Bangladesh Police Welfare Trust (Bangladesh Police Kallyan Trust)
- Government Seal of Bangladesh
- Type: Trust
- Legal status: Welfare Trust
- Headquarters: Dhaka, Bangladesh
- Region served: Bangladesh
- Official language: Bengali
- Website: https://bpkt.police.gov.bd/

= Bangladesh Police Welfare Trust =

Bangladesh Police Welfare Trust (Bangladesh Police Kallyan Trust) is a trust owned and operated by Bangladesh Police for the welfare of police personnel.

==History==
Bangladesh Police Welfare Trust (Bangladesh Police Kallyan Trust) is a concern of Bangladesh Police. The Trust is responsible for the management of Community Bank Bangladesh Limited. In 2006, the Trust held rock concerts on police line fields to raise funds for itself.

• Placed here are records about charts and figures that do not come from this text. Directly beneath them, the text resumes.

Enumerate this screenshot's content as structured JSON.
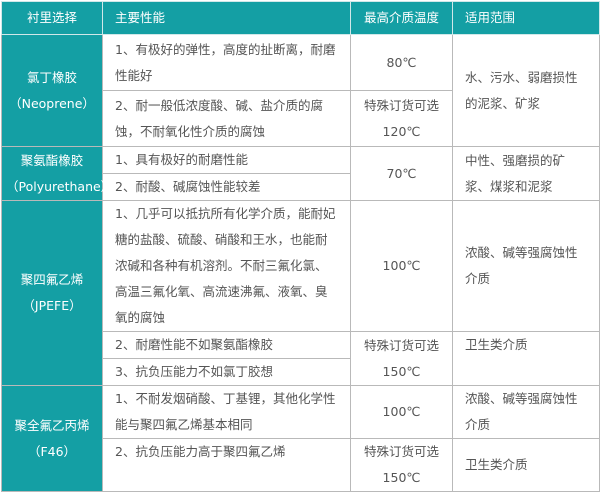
{
  "header": {
    "lining": "衬里选择",
    "properties": "主要性能",
    "max_temp": "最高介质温度",
    "application": "适用范围"
  },
  "rows": [
    {
      "name": "氯丁橡胶",
      "code": "（Neoprene）",
      "props": [
        "1、有极好的弹性，高度的扯断离，耐磨性能好",
        "2、耐一般低浓度酸、碱、盐介质的腐蚀，不耐氧化性介质的腐蚀"
      ],
      "temp1": "80℃",
      "temp2_note": "特殊订货可选",
      "temp2": "120℃",
      "app": "水、污水、弱磨损性的泥浆、矿浆"
    },
    {
      "name": "聚氨酯橡胶",
      "code": "（Polyurethane）",
      "props": [
        "1、具有极好的耐磨性能",
        "2、耐酸、碱腐蚀性能较差"
      ],
      "temp1": "70℃",
      "app": "中性、强磨损的矿浆、煤浆和泥浆"
    },
    {
      "name": "聚四氟乙烯",
      "code": "（JPEFE）",
      "props": [
        "1、几乎可以抵抗所有化学介质，能耐妃糖的盐酸、硫酸、硝酸和王水，也能耐浓碱和各种有机溶剂。不耐三氟化氯、高温三氟化氧、高流速沸氟、液氧、臭氧的腐蚀",
        "2、耐磨性能不如聚氨酯橡胶",
        "3、抗负压能力不如氯丁胶想"
      ],
      "temp1": "100℃",
      "temp2_note": "特殊订货可选",
      "temp2": "150℃",
      "app": "浓酸、碱等强腐蚀性介质",
      "app2": "卫生类介质"
    },
    {
      "name": "聚全氟乙丙烯",
      "code": "（F46）",
      "props": [
        "1、不耐发烟硝酸、丁基锂，其他化学性能与聚四氟乙烯基本相同",
        "2、抗负压能力高于聚四氟乙烯"
      ],
      "temp1": "100℃",
      "temp2_note": "特殊订货可选",
      "temp2": "150℃",
      "app": "浓酸、碱等强腐蚀性介质",
      "app2": "卫生类介质"
    }
  ],
  "colors": {
    "accent": "#149fa4",
    "border": "#b9b9b9",
    "text": "#555555"
  }
}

The trust provides academic scholarships to students who are family members of police officers.

The Trust built Police Plaza Concord, a high-rise shopping mall, in partnership with Concord Group. The Plaza was inaugurated by Prime Minister Sheikh Hasina on 11 June 2015. In 2015, the Trust financed the movie Dhaka Attack, which was centered on a SWAT team of Bangladesh Police.